Halt construction of settlements and the “separation barrier”
There are currently 121 settlements and approximately 102 “outposts” (small clusters of trailers or homes that usually eventually expand and become settlements) built illegally on Palestinian land occupied by Israel in 1967. All of these settlements and outposts are illegal under international law and have been condemned by numerous United Nations Security Council resolutions.
These settlements and outposts are inhabited by a population of approximately 462,000 Israeli settlers — 191,000 in and around East Jerusalem and another 271,400 spread throughout the West Bank. The settler population has grown consistently between 4-6% per year over the last two decades, a much higher rate of growth than Israeli society as a whole (1.5%).
If Israel sticks to its current plans, approximately 385,000 settlers in 80 settlements will be located between the “Separation Wall” and the “Green Line” (the border between Palestine and Israel before the 1967 war, and internationally recognized as what the border should be under any peace deal).
In the fall of 2008, when peace negotiations re-started as part of President George Bush’s “Annapolis” process, permits for new settlement building increased by 550% compared to 2007.
Settlements are built on less than 3 percent of the area of the West Bank. However, due to the extensive network of settler-only roads, barriers and checkpoints, Israeli settlements dominate more than 40 percent of the West Bank.
East Jerusalem is a particular focus for settlement-building, since it is the site of many shared religious monuments and Israel wants all of Jerusalem for its capital.
In June of 2002, Israel decided to erect a physical barrier to separate Israel and the West Bank in order to prevent the uncontrolled entry of Palestinians into Israel. In most areas, the barrier consists of an electronic, barbed-wire fence with trenches on both sides. However, in heavily populated areas, a wall about 26 feet high has been erected.
The wall is being built deep within the West Bank – sometimes by as much as 10 miles — as it zigzags throughout 10 out of the 11 West Bank districts to encompass 6o existing settlements and water aquifers. As a result, the wall essentially annexes nearly 50% of the West Bank. Thousands of Palestinians have difficulty getting to their fields and marketing their produce in other areas of the West Bank. Farming is a primary source of income in the Palestinian communities situated along the barrier’s route, an area that constitutes one of the most fertile areas in the West Bank.

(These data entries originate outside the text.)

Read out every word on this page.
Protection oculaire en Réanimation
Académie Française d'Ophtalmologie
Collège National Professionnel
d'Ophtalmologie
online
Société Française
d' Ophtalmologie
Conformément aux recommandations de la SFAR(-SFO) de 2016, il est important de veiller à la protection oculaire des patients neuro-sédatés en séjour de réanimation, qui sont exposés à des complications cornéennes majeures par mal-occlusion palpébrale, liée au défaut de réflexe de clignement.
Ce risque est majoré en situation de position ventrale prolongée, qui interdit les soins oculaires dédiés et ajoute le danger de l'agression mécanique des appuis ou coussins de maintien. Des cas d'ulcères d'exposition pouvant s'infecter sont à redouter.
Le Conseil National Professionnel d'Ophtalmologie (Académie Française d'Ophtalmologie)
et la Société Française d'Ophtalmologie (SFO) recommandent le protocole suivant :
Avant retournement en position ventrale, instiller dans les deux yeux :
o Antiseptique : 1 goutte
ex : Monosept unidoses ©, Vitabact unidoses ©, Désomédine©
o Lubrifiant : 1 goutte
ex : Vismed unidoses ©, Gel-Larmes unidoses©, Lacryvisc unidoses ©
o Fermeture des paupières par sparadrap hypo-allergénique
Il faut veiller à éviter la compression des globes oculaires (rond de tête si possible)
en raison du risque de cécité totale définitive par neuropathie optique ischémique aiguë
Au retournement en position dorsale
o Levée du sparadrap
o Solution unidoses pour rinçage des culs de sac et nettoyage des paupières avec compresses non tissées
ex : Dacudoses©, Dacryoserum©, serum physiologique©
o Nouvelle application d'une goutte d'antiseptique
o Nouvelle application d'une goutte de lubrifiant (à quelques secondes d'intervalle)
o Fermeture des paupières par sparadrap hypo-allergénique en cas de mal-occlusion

Palestinians’ whose land lies on the Israeli side of the barrier must obtain permits to access their own land. However, many permit requests are rejected, either because of “security concerns” or due to claims that the applicants have not provided sufficient proof of ownership. Even when a permit is granted, the owner may not be allowed to pass through the gate in the fence at any particular time: When the Israeli army declares that the Occupied Territories are “closed,” entry is denied. Furthermore, many residents have to travel long distances, usually along unpaved roads, to get to the closest gate. The difficulty and expense in gaining access to their land have made farming unprofitable for many families, forcing them to seek another primary source of livelihood.
Regardless of where the wall is built, we do not believe it is a just, peaceful solution to Israel’s need for security. There is a fundamental injustice in caging in an entire population.
The Palestinians have fought back in a number of ways. After they filed a complaint with the International Court of Justice in The Hague, the ICJ ruled in July 2004 that Israel must cease construction of the barrier, dismantle the parts already built inside the West Bank and compensate Palestinians who had suffered losses. The court also called on the international community to withhold its support and to take legal measures to ensure enforcement of the Fourth Geneva Convention. However, Israel has ignored the ruling and the international community has allowed it to do so.
Meanwhile, individual communities are fighting back as well. For example, in the village of Bil’in, the residents have been demonstrating against the wall every week, despite repeated middle-of-the-night arrests of protest participants and volleys of teargas and rubber-coated steel bullets when the marchers get close to the wall. In April of 2009, one of the protesters was killed. Meanwhile, the village resistance committee has also partnered with others to sue a Canadian company that has invested in the nearby settlement the wall is designed to “protect.”